To be more concrete, I would like to create a simple tftp-over-dtls setting for testing purposes.
No, it is not.
Because openssl s_server only does TCP, as mentioned in the output of
DESCRIPTION The s_server command implements a generic SSL/TLS server which listens for connections on a given port using SSL/TLS. OPTIONS -accept port the TCP port to listen on for connections. If not specified 4433 is used.
TFTP uses UDP (see https://en.wikipedia.org/wiki/Trivial_File_Transfer_Protocol, http://www.faqs.org/rfcs/rfc1350.html), so I can’t see how you would make this work.
nginx might be able to do what you are looking for, however.
According to /etc/services, an IANA assignment exists for TFTPS, but I can find no RFCs or other documentation about it.
As pointed out in comments – s_server does (in some openSSL releases, e.g. 1.1.0) support DTLS: https://www.openssl.org/docs/man1.1.0/apps/s_server.html.
This is not the case for all openSSL releases though – 1.0.2 (https://www.openssl.org/docs/man1.0.2/apps/s_server.html) and 1.0.1 (https://www.openssl.org/docs/man1.0.1/apps/s_server.html) do not support DTLS.

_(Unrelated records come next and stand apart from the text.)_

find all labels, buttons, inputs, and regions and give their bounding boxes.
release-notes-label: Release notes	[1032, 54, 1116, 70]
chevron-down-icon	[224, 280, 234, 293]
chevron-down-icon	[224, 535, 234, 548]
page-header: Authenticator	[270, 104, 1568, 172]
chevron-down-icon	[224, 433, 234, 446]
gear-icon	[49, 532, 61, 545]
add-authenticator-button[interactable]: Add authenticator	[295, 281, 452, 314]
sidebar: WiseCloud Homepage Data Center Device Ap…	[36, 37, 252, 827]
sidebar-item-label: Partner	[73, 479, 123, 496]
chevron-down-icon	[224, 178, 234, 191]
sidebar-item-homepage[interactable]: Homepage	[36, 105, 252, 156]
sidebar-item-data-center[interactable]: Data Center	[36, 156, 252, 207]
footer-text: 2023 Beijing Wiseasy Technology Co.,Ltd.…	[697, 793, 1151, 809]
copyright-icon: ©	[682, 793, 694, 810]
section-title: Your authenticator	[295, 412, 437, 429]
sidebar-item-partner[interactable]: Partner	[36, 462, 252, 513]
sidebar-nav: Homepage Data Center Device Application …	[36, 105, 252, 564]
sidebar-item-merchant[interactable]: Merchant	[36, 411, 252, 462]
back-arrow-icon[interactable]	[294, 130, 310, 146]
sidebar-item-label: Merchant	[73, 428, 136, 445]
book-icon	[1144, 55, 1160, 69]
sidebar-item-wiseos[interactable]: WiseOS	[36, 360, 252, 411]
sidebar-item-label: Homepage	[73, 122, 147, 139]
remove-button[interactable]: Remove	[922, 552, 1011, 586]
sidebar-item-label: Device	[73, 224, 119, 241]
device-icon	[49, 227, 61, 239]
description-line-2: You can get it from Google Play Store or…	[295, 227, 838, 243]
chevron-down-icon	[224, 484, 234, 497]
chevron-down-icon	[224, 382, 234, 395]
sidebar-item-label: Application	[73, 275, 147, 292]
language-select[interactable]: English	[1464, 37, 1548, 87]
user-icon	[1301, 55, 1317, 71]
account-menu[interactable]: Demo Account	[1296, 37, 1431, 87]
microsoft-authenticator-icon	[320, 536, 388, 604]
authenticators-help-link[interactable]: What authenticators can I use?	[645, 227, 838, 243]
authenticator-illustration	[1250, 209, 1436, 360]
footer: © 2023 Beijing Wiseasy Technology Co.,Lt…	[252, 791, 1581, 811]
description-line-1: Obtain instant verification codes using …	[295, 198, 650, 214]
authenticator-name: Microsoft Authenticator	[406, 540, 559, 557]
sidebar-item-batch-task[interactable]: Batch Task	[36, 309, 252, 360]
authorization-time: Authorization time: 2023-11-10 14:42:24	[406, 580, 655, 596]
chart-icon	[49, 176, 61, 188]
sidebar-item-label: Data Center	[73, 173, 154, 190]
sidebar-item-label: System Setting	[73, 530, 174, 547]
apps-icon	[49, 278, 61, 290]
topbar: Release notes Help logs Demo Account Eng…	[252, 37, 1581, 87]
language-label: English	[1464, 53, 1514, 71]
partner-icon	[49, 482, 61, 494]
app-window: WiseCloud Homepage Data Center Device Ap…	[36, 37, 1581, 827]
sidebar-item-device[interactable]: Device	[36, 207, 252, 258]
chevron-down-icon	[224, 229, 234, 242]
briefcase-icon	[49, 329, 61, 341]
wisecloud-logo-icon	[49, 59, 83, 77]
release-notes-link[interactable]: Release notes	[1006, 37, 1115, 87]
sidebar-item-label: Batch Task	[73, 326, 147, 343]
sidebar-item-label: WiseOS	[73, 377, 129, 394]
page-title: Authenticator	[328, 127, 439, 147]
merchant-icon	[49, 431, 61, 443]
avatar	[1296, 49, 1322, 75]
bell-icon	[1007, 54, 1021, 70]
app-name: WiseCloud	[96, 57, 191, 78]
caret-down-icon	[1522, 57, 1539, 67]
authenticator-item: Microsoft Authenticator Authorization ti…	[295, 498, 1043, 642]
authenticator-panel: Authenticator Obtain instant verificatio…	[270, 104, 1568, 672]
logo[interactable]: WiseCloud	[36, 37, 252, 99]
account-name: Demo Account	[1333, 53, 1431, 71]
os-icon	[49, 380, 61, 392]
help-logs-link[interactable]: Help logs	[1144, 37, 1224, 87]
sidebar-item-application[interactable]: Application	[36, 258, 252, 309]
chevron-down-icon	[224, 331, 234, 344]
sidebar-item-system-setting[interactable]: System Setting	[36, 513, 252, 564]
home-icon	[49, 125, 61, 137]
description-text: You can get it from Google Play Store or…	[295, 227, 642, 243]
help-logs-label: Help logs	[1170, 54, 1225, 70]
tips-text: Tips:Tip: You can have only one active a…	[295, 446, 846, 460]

Yes, using sufficiently recent OpenSSL and Bash, you can redirect input and output of the “s_server” command to a socket. On the (proxy) server you could run:
exec 3<> /dev/udp/mytftpserver.com/69; openssl s_server -dtls -port 1069 -key x.key -cert x.cert -quiet <&3 >&3
On the client side start communicating to the proxy server, port 1069, with your DTLS capable TFTP client:
openssl s_client -dtls -connect myproxyserver.com:1069
However for TFTP an actual file transfer would originate from a port other than 69, for that the then established DTLS association would not be usable most likely.